Vampir olduktan sonra kendimi ilk defa hasta hissediyordum. Bu his nereden gelmişti böyle? Ben vampirdim, hasta hissetmemem gerekirdi! Bana neler oluyordu?

Karanlık odayı, demir kapıyı ve bağlı olduğum zincirleri son bir kez daha süzdükten sonra onlarla vedalaşmak istedim. Çünkü amacım zinciri ve kapıyı kırıp bir an önce bu lanet olası zindandan kurtulmaktı.

"Pekala, bu beni son görüşünüz. Hoşçakalın."

Kendi kendime olan konuşmamı bitirip şizofrenik bir tablo oluşturduktan sonra son kez derin bir nefes aldım ve zinciri kırmak için var gücümle çabaladım.

Maalesef çabalarım bir işe yaramamıştı.

"Nasıl olur?" diye kendime hayret ettikten sonra bir kez daha denemeye karar verdim ve tüm gücümle zincirlere asıldım. Bu çabam da hüsranla sonuçlanmıştı. Kendimi uzun zamandır hiç bu kadar güçsüz hissetmemiştim.

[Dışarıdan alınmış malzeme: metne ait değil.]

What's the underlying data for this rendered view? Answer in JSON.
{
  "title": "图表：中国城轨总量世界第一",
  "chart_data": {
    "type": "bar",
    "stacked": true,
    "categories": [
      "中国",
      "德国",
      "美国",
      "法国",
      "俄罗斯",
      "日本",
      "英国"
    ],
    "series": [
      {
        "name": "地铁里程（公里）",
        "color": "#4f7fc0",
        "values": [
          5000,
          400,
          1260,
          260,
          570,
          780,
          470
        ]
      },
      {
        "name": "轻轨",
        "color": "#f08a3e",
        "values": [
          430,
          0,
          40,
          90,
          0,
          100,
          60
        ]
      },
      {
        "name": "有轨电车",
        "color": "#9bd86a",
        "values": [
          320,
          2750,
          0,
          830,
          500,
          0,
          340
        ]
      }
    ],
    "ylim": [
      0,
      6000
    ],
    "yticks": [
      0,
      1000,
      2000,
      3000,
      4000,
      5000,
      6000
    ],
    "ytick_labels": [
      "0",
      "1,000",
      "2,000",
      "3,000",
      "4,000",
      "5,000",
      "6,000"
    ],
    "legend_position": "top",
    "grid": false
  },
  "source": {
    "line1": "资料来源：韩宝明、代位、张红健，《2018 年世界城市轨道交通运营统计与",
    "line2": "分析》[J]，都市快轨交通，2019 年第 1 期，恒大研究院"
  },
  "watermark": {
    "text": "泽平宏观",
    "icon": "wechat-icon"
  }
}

Belki de yeterince asılmamışımdır diye düşünüp bileklerimi neredeyse koparacak derecede kendimi paraladığım diğer denemeler de boşa çıkınca mecburen biraz önce kalktığım yere tekrar oturmak zorunda kaldım. Çünkü bileklerim kanamaya başlamıştı. Kendimi fazla zorlamıştım.

Acı...

Bu hisle yeni yeni tanışıyordum. Fiziksel anlamda daha önce hiç bu kadar zorlanmamıştım. Psikolojik anlamda ise çoktan bitap düşmüş durumdaydım.

Beni endişelendiren bir başka konu ise David'di.

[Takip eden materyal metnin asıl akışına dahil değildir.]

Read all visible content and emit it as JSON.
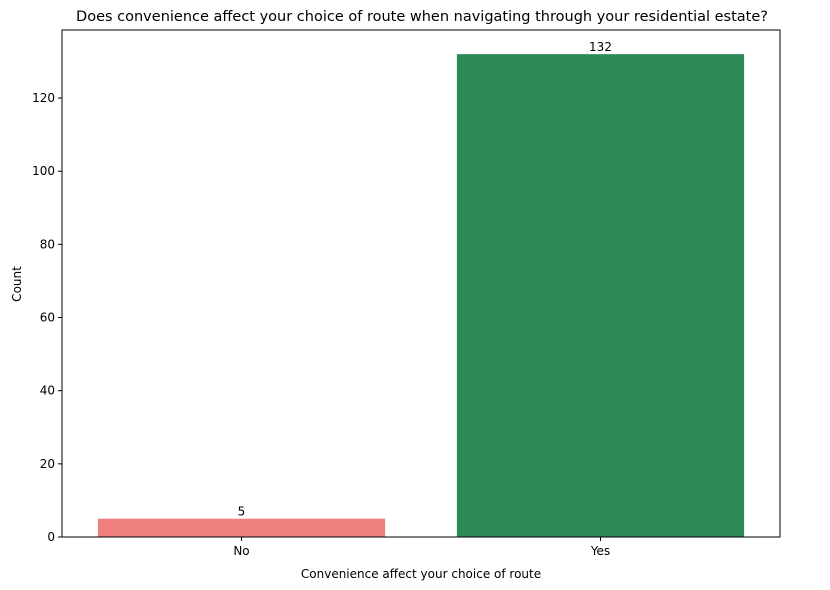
{
  "chart_data": {
    "type": "bar",
    "title": "Does convenience affect your choice of route when navigating through your residential estate?",
    "xlabel": "Convenience affect your choice of route",
    "ylabel": "Count",
    "categories": [
      "No",
      "Yes"
    ],
    "values": [
      5,
      132
    ],
    "data_labels": [
      "5",
      "132"
    ],
    "colors": [
      "#f08080",
      "#2e8b57"
    ],
    "ylim": [
      0,
      138.6
    ],
    "yticks": [
      0,
      20,
      40,
      60,
      80,
      100,
      120
    ],
    "grid": false,
    "legend": "none"
  }
}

Beni nasıl merak etmişti kim bilir. Eve gelmemi isteyen o mesaj kesinlikle bir tuzaktı. Buna şimdi emin olmuştum. Biraz geç de olsa...

Kim David'in telefonunu alıp bana öyle bir mesaj atardı ki? David'i bile işletebildilerse çok ciddi bir durumla karşı karşıyayım diye düşündüm.

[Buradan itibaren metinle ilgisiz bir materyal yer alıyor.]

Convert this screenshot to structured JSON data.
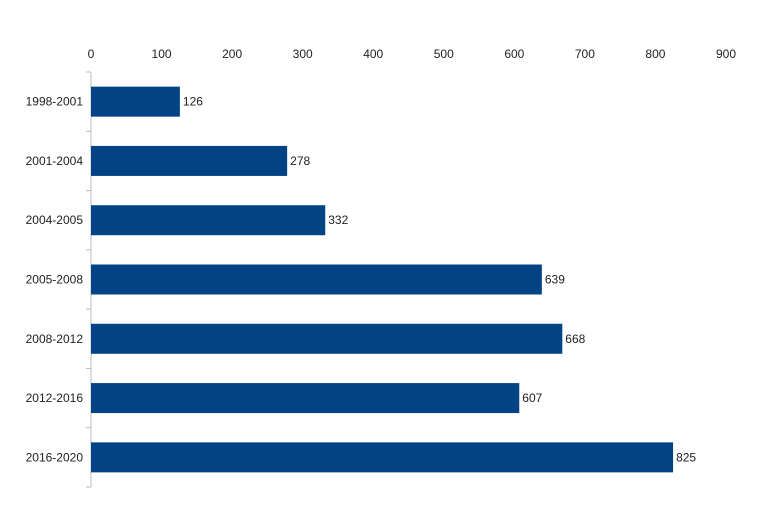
{
  "chart_data": {
    "type": "bar",
    "orientation": "horizontal",
    "categories": [
      "1998-2001",
      "2001-2004",
      "2004-2005",
      "2005-2008",
      "2008-2012",
      "2012-2016",
      "2016-2020"
    ],
    "values": [
      126,
      278,
      332,
      639,
      668,
      607,
      825
    ],
    "value_labels": [
      "126",
      "278",
      "332",
      "639",
      "668",
      "607",
      "825"
    ],
    "x_ticks": [
      "0",
      "100",
      "200",
      "300",
      "400",
      "500",
      "600",
      "700",
      "800",
      "900"
    ],
    "xlim": [
      0,
      900
    ],
    "x_axis_position": "top",
    "bar_color": "#034385",
    "axis_color": "#bbbbbb",
    "grid": false,
    "legend": "none",
    "title": "",
    "xlabel": "",
    "ylabel": ""
  }
}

Bu, insanın içini kasvetle dolduran yerden bir an önce ayrılmak istiyordum. Neler yapabilirim diye düşünmeye başladım.

Acaba bir daha mı denesem diye düşününce bile bileklerim kendilerini belli etmek istercesine sızlamaya başladığında bu düşünceyi hemen aklımdan kovdum. Buradan kaçışım yoktu, orası belliydi.